– Я просто забыла, – Аревик бросила на прилавок еще рубль, схватила пачку и не прощаясь, выскочила наружу. Перебежав дорогу, прыгнула в первую же остановившуюся маршрутку, и только устроившись на самом заднем сиденье, перевела дух – здесь, кажется, никто ее не знал.
Таким образом она пыталась успокоить себя, в душе прекрасно отдавая отчет, что превратилась не в беспомощного младенца, которому приходится всему учиться заново, а является просто другим человеком, и со стороны это должно быть очень заметно.
Аревик так пристально рассматривала пассажиров, что сидевший на заднем сиденье парень, многозначительно подмигнул. Пришлось торопливо отвернуться к окну.
Доехав до знакомой остановки, Аревик свернула в знакомую арку и оказалась в знакомом дворе. Остановилась, пытаясь обнаружить какие-либо перемены. Нет, все, как прежде – вон, Владимир Васильевич из третьего подъезда пошел в свой офис… Взгляд невольно опустился на циферблат часов.
Ноги сами собой сделали шаг, потом еще, и остановилась Аревик только у знакомой двери, так и не решив, что же собирается делать. Ощущение жизни, о которой ей все известно, в которой не надо бояться никаких неожиданностей, но в которую нельзя вернуться, путем непонятных биохимических реакций превратилось в подступившие к глазам слезы.
Аревик опустилась на скамейку возле подъезда и наконец-то достала сигарету. Чиркнула забытой кем-то зажигалкой, и та загорелась. Это была первая удача за сегодняшний день. С удовольствием затянулась, глядя на чуть выступавшее над уровнем асфальта окно; представила картинки под стеклом, шкафы с папками. Наверное, слезинки все-таки выкатились бы наружу, если б громкие мужские голоса не отвлекли ее от мысленного созерцания замечательного уголка, где раньше ей удавалось скрываться ото всех.

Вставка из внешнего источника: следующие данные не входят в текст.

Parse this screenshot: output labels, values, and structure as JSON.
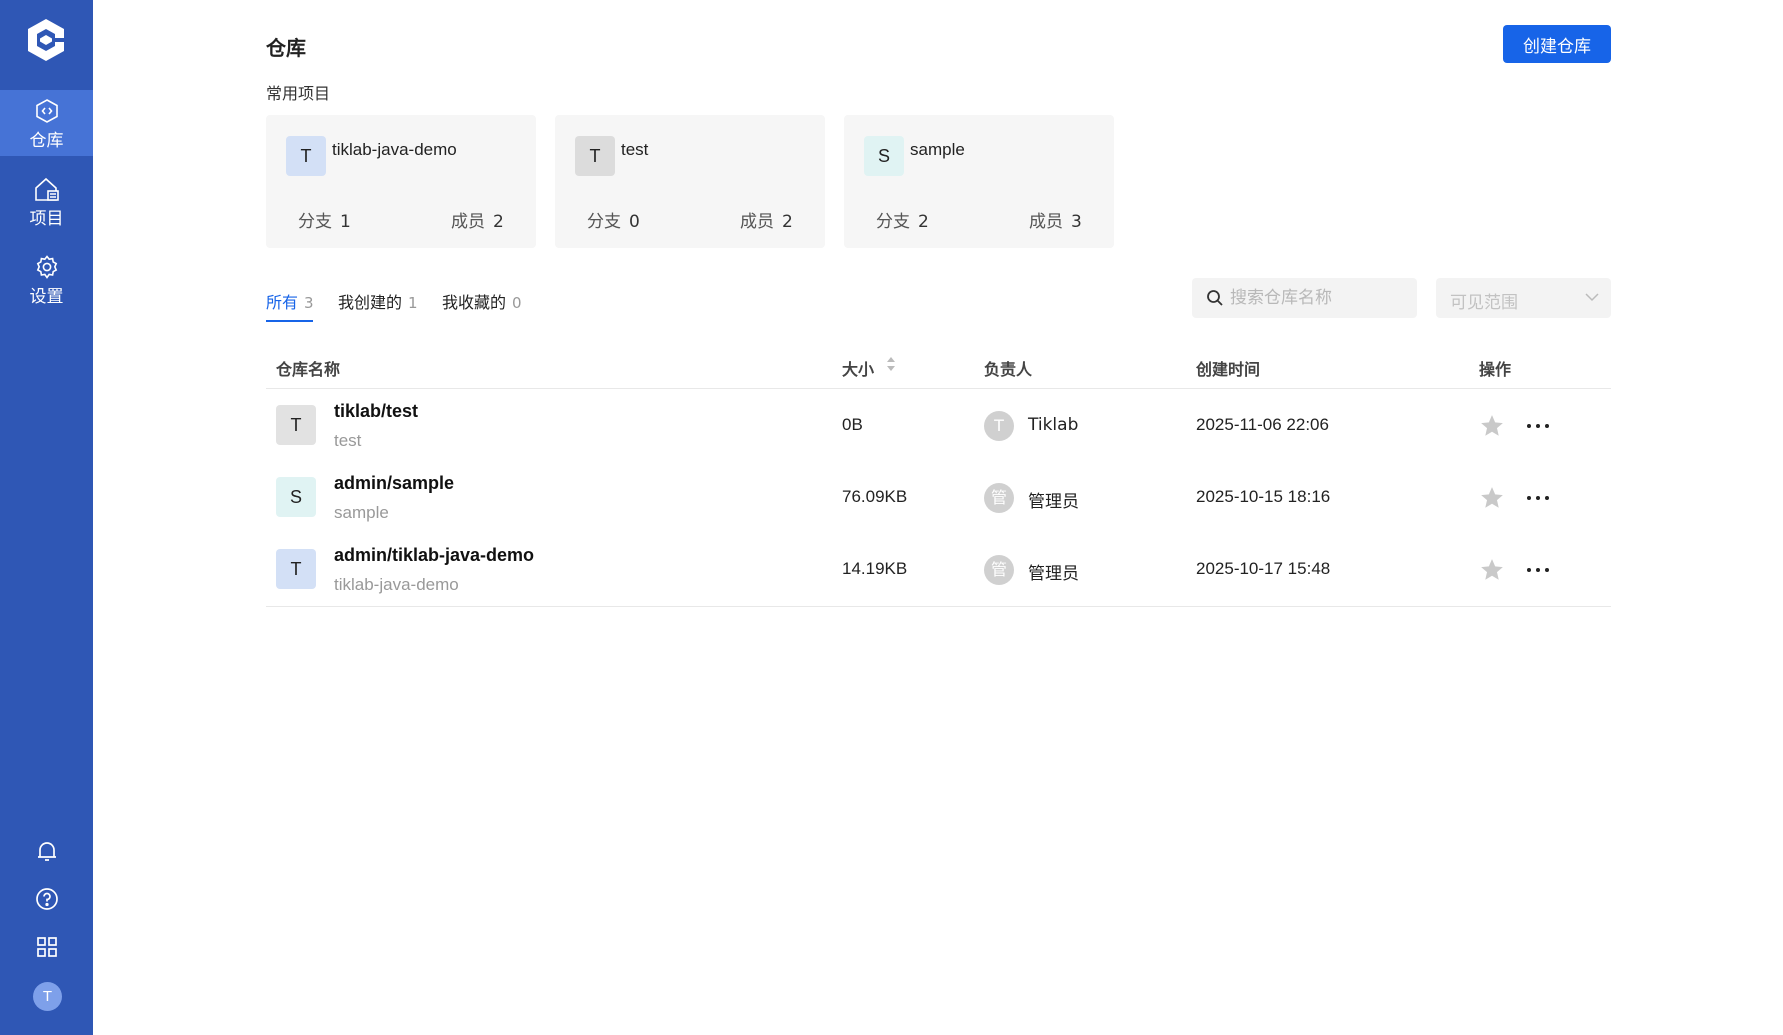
{
  "sidebar": {
    "items": [
      {
        "label": "仓库",
        "icon": "repository-icon",
        "active": true
      },
      {
        "label": "项目",
        "icon": "project-icon",
        "active": false
      },
      {
        "label": "设置",
        "icon": "gear-icon",
        "active": false
      }
    ],
    "bottom_icons": [
      "bell-icon",
      "help-icon",
      "apps-grid-icon"
    ],
    "user_initial": "T",
    "brand_color": "#2f57b5"
  },
  "header": {
    "title": "仓库",
    "create_button": "创建仓库"
  },
  "recent": {
    "title": "常用项目",
    "branch_label": "分支",
    "member_label": "成员",
    "cards": [
      {
        "initial": "T",
        "name": "tiklab-java-demo",
        "branches": "1",
        "members": "2",
        "color": "#d3e0f6"
      },
      {
        "initial": "T",
        "name": "test",
        "branches": "0",
        "members": "2",
        "color": "#dcdcdc"
      },
      {
        "initial": "S",
        "name": "sample",
        "branches": "2",
        "members": "3",
        "color": "#e0f3f3"
      }
    ]
  },
  "tabs": [
    {
      "label": "所有",
      "count": "3",
      "active": true
    },
    {
      "label": "我创建的",
      "count": "1",
      "active": false
    },
    {
      "label": "我收藏的",
      "count": "0",
      "active": false
    }
  ],
  "search": {
    "placeholder": "搜索仓库名称"
  },
  "filter": {
    "placeholder": "可见范围"
  },
  "table": {
    "columns": [
      "仓库名称",
      "大小",
      "负责人",
      "创建时间",
      "操作"
    ],
    "rows": [
      {
        "initial": "T",
        "color": "#e2e2e2",
        "path": "tiklab/test",
        "desc": "test",
        "size": "0B",
        "owner_initial": "T",
        "owner": "Tiklab",
        "created": "2025-11-06 22:06"
      },
      {
        "initial": "S",
        "color": "#e0f3f3",
        "path": "admin/sample",
        "desc": "sample",
        "size": "76.09KB",
        "owner_initial": "管",
        "owner": "管理员",
        "created": "2025-10-15 18:16"
      },
      {
        "initial": "T",
        "color": "#d3e0f6",
        "path": "admin/tiklab-java-demo",
        "desc": "tiklab-java-demo",
        "size": "14.19KB",
        "owner_initial": "管",
        "owner": "管理员",
        "created": "2025-10-17 15:48"
      }
    ]
  },
  "accent_color": "#1764e8"
}
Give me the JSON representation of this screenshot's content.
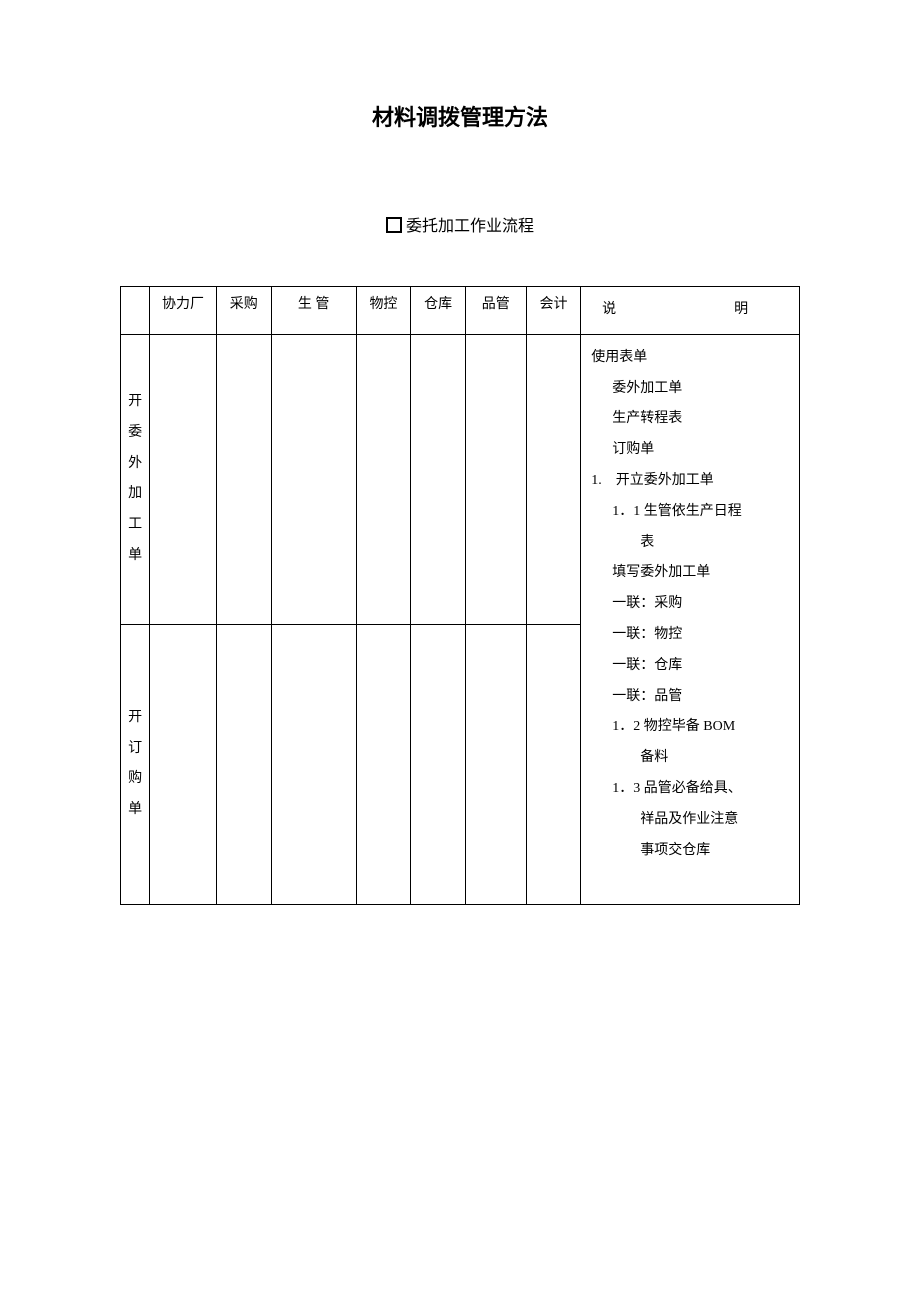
{
  "title": "材料调拨管理方法",
  "subtitle": "委托加工作业流程",
  "headers": {
    "col0": "",
    "col1": "协力厂",
    "col2": "采购",
    "col3": "生 管",
    "col4": "物控",
    "col5": "仓库",
    "col6": "品管",
    "col7": "会计",
    "col8": "说　　明"
  },
  "rows": {
    "row1_label": "开委外加工单",
    "row2_label": "开订购单"
  },
  "description": {
    "line1": "使用表单",
    "line2": "委外加工单",
    "line3": "生产转程表",
    "line4": "订购单",
    "line5": "1.　开立委外加工单",
    "line6": "1．1 生管依生产日程",
    "line6b": "表",
    "line7": "填写委外加工单",
    "line8": "一联：采购",
    "line9": "一联：物控",
    "line10": "一联：仓库",
    "line11": "一联：品管",
    "line12": "1．2 物控毕备 BOM",
    "line12b": "备料",
    "line13": "1．3 品管必备给具、",
    "line13b": "祥品及作业注意",
    "line13c": "事项交仓库"
  }
}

– …Сергеич, а ты мудро на кладбище не поехал.
– Виталь, ну, чего я там не видел?
– Не, я б тоже не поехал, но шеф обязал. Сирота, говорит, кто ее хоронить будет? А говорят еще, что самоубийц на кладбищах не хоронят…
– Куда ж их девать? – Сергеич рассмеялся, – тем более, в наше время. Кому там надо, убийца ты или самоубийца?..
Слесаря курили, стоя всего в десятке шагов и абсолютно не узнавали своего диспетчера. Это выглядело даже более противоестественно, чем Татьяна Ивановна признавшая в ней дочь. Значит, зря человеку кажется, будто он оригинален своим внутренним содержанием – внешность, и только внешность…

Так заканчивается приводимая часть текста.